Menurut Sunarta, kerugian petani cabai itu terjadi karena harga cabai yang murah yang hanya menyentuh harga Rp 4 ribu.
Situasi ini terjadi cukup lama yakni dari Maret sampai September 2020.
Pada bulan-bulan tersebut, produksi cabai di Bali memang sedang tinggi karena cuaca yang bersahabat.
"Orang biaya produksinya Rp 15 ribu per kilogram, harganya Rp 4 ribu kan," tutur Sunarta.
Selain karena produksi yang tinggi, jatuhnya harga cabai pada saat itu dikarenakan adanya pandemi Coronavirus Disease 2019 (Covid-19).
Kedua hal ini sangat menghantam petani cabai saat itu sehingga rata-rata modal petani mengalami penurunan.
"Kalau dua kali rugi dia kan tidak punya modal yang cukup kan untuk bertanam kembali. Kalau harga murah lagi kan dia takut bisa bangkrut dia," jelasnya.
Untuk diketahui, data produksi cabai rawit tahun 2020 dari Dinas Pertanian dan Tanaman Pangan Provinsi Bali menunjukkan, produksi cabai rawit mulai tinggi dari Maret hingga Oktober.
Baca juga: Harga Cabai Rawit di Denpasar Makin Mahal, Tembus Harga Rp 93 Ribu Perkilogram
Pada Maret, produksi cabai di Bali mencapai 22.292 kuintal dan turun sedikit ke angka 21.092 kuintal pada bulan berikutnya.

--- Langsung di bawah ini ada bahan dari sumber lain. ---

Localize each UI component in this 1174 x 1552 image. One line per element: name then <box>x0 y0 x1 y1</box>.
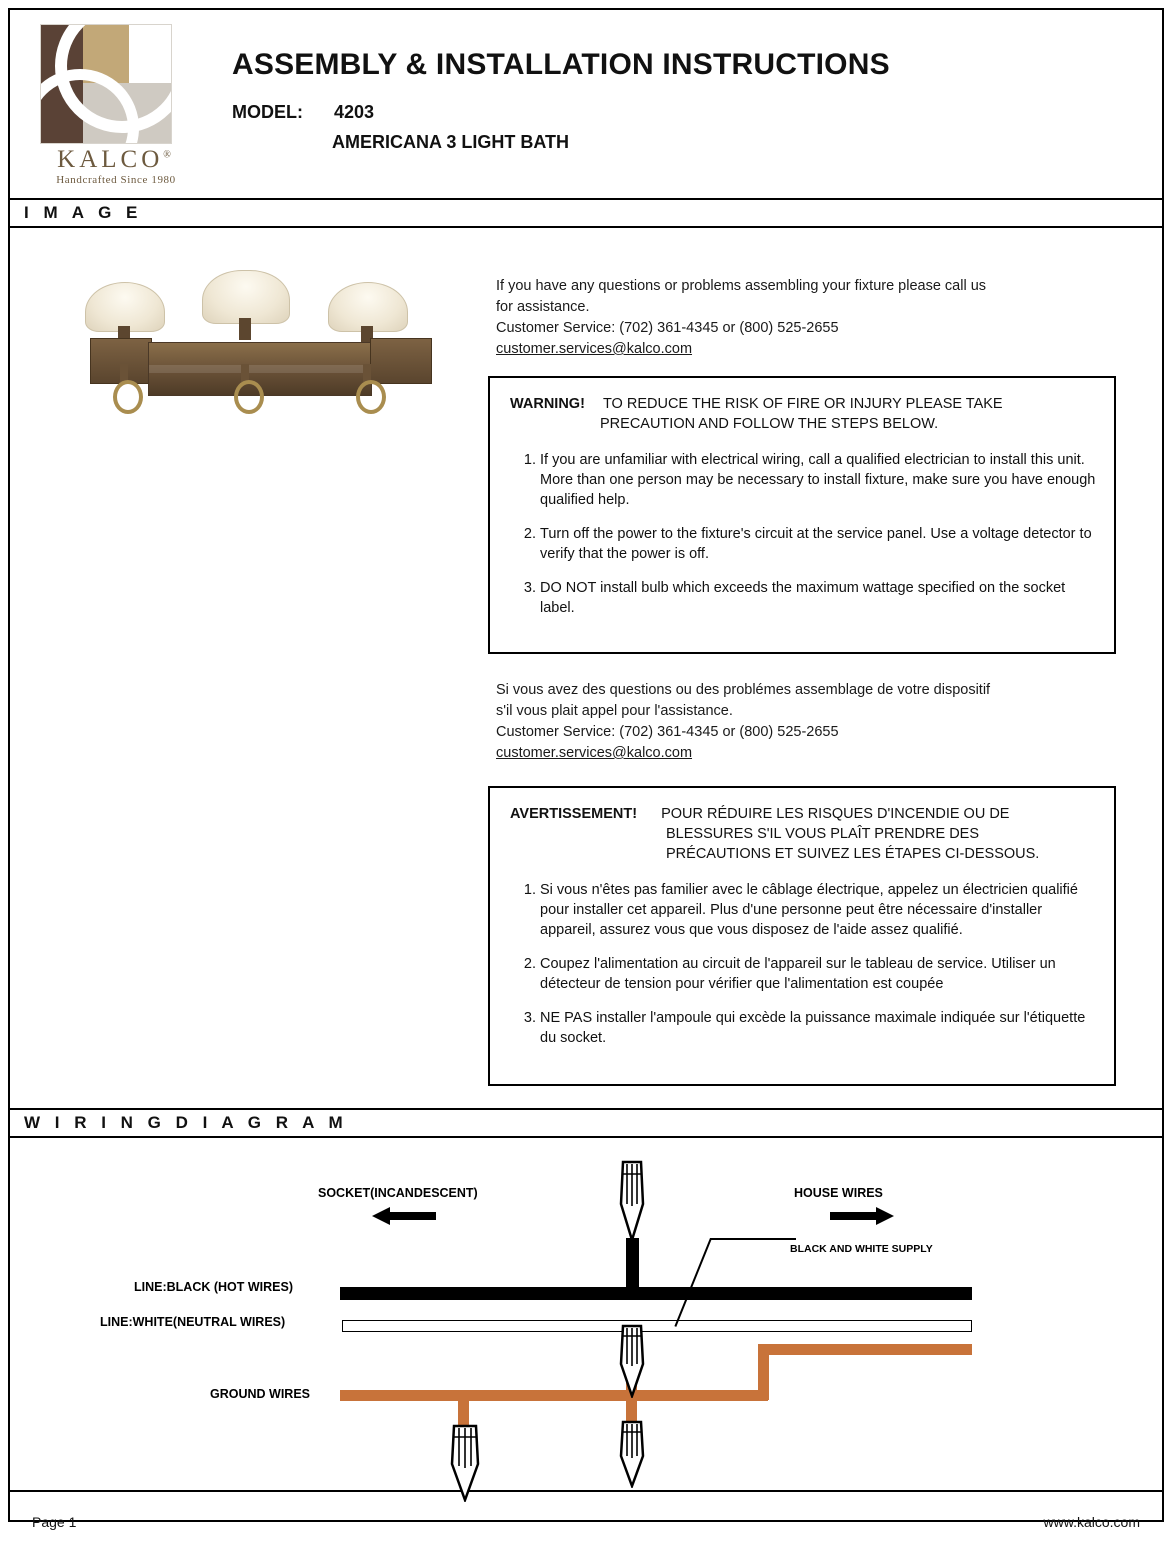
brand-wordmark: KALCO® <box>57 146 175 173</box>
ground-wire-right <box>758 1344 972 1355</box>
english-warning-step: 2. Turn off the power to the fixture's circuit at the service panel. Use a voltage detector to verify that the power is off. <box>540 524 1096 564</box>
image-and-warnings-section <box>10 228 1162 1110</box>
french-warning-title-line3: PRÉCAUTIONS ET SUIVEZ LES ÉTAPES CI-DESSOUS. <box>666 846 1040 862</box>
kalco-logo <box>30 18 202 190</box>
wiring-diagram <box>10 1138 1162 1492</box>
english-warning-heading: WARNING! <box>510 396 585 412</box>
supply-leader-diagonal <box>674 1238 711 1327</box>
french-warning-heading: AVERTISSEMENT! <box>510 806 638 822</box>
model-number: 4203 <box>334 102 375 122</box>
supply-label: BLACK AND WHITE SUPPLY <box>790 1243 933 1255</box>
shade-left-icon <box>85 282 165 332</box>
french-warning-step: 2. Coupez l'alimentation au circuit de l'appareil sur le tableau de service. Utiliser un détecteur de tension pour vérifier que l'alimentation est coupée <box>540 954 1096 994</box>
english-email[interactable]: customer.services@kalco.com <box>496 341 693 357</box>
english-warning-step: 1. If you are unfamiliar with electrical wiring, call a qualified electrician to install this unit. More than one person may be necessary to install fixture, make sure you have enough qualified help. <box>540 450 1096 510</box>
fixture-photo <box>70 264 430 434</box>
line-black-label: LINE:BLACK (HOT WIRES) <box>134 1280 294 1294</box>
black-hot-wire <box>340 1287 972 1300</box>
french-warning-title-line2: BLESSURES S'IL VOUS PLAÎT PRENDRE DES <box>666 826 980 842</box>
french-warning-title-line1: POUR RÉDUIRE LES RISQUES D'INCENDIE OU DE <box>661 806 1010 822</box>
brand-tagline: Handcrafted Since 1980 <box>56 174 176 186</box>
section-bar-wiring: W I R I N G D I A G R A M <box>10 1110 1162 1138</box>
french-email[interactable]: customer.services@kalco.com <box>496 745 693 761</box>
wire-nut-top-icon <box>610 1160 644 1222</box>
ground-wire-left <box>340 1390 468 1401</box>
shade-right-icon <box>328 282 408 332</box>
white-neutral-wire <box>342 1320 972 1332</box>
french-warning-steps <box>508 880 1096 1048</box>
socket-label: SOCKET(INCANDESCENT) <box>318 1186 478 1200</box>
page-title: ASSEMBLY & INSTALLATION INSTRUCTIONS <box>232 48 890 81</box>
french-intro-line2: s'il vous plait appel pour l'assistance. <box>496 703 733 719</box>
french-customer-service: Customer Service: (702) 361-4345 or (800) 525-2655 <box>496 724 839 740</box>
model-label: MODEL: <box>232 102 303 122</box>
line-white-label: LINE:WHITE(NEUTRAL WIRES) <box>100 1315 286 1329</box>
wire-nut-middle-icon <box>610 1324 644 1386</box>
english-warning-step: 3. DO NOT install bulb which exceeds the maximum wattage specified on the socket label. <box>540 578 1096 618</box>
document-footer <box>10 1492 1162 1552</box>
ring-right-icon <box>356 380 386 414</box>
ring-left-icon <box>113 380 143 414</box>
supply-leader-line <box>710 1238 796 1240</box>
french-warning-step: 1. Si vous n'êtes pas familier avec le câblage électrique, appelez un électricien qualifié pour installer cet appareil. Plus d'une personne peut être nécessaire d'installer appareil, assurez vous que vous disposez de l'aide assez qualifié. <box>540 880 1096 940</box>
ring-center-icon <box>234 380 264 414</box>
model-row <box>232 102 374 123</box>
black-riser <box>626 1238 639 1296</box>
wire-nut-center-bottom-icon <box>610 1420 644 1482</box>
wire-nut-ground-icon <box>440 1424 474 1486</box>
website-url[interactable]: www.kalco.com <box>1043 1514 1140 1530</box>
french-warning-box <box>488 786 1116 1086</box>
english-warning-steps <box>508 450 1096 618</box>
document-page <box>8 8 1164 1530</box>
english-intro-line2: for assistance. <box>496 299 590 315</box>
house-wires-label: HOUSE WIRES <box>794 1186 883 1200</box>
english-customer-service: Customer Service: (702) 361-4345 or (800) 525-2655 <box>496 320 839 336</box>
house-arrow-icon <box>830 1206 894 1226</box>
english-warning-box <box>488 376 1116 654</box>
page-number: Page 1 <box>32 1514 77 1530</box>
english-intro <box>496 276 1096 360</box>
ground-wires-label: GROUND WIRES <box>210 1387 310 1401</box>
document-header <box>10 10 1162 200</box>
french-intro <box>496 680 1096 764</box>
english-intro-line1: If you have any questions or problems assembling your fixture please call us <box>496 278 987 294</box>
model-name: AMERICANA 3 LIGHT BATH <box>332 132 569 152</box>
logo-artwork-icon <box>40 24 172 144</box>
french-intro-line1: Si vous avez des questions ou des problémes assemblage de votre dispositif <box>496 682 991 698</box>
section-bar-image: I M A G E <box>10 200 1162 228</box>
socket-arrow-icon <box>372 1206 436 1226</box>
shade-center-icon <box>202 270 290 324</box>
french-warning-step: 3. NE PAS installer l'ampoule qui excède la puissance maximale indiquée sur l'étiquette du socket. <box>540 1008 1096 1048</box>
english-warning-title-line1: TO REDUCE THE RISK OF FIRE OR INJURY PLEASE TAKE <box>602 396 1003 412</box>
english-warning-title-line2: PRECAUTION AND FOLLOW THE STEPS BELOW. <box>600 416 939 432</box>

Pada bulan Mei, produksi cabai rawit di Bali pada 2020 mencapai titik tertinggi dibandikan dengan bulan lainnya, yakni mencapai 62.259 kuintal.
Setelah itu produksi cabai menurun menjadi 61.656 kuintal pada Juni, 55.719 kuintal pada bulan Juli dan 22.005 kuintal pada Agustus 2020.
Ketika bulan September, produksi cabai rawit sempat naik di angka 34.142 kuintal dibandingkan dengan Agustus 2020.
Namun produksi cabai rawit kembali turun menjadi 12.968 kuintal pada Oktober 2020.
Kondisi tersebut berbeda dengan saat musim hujan.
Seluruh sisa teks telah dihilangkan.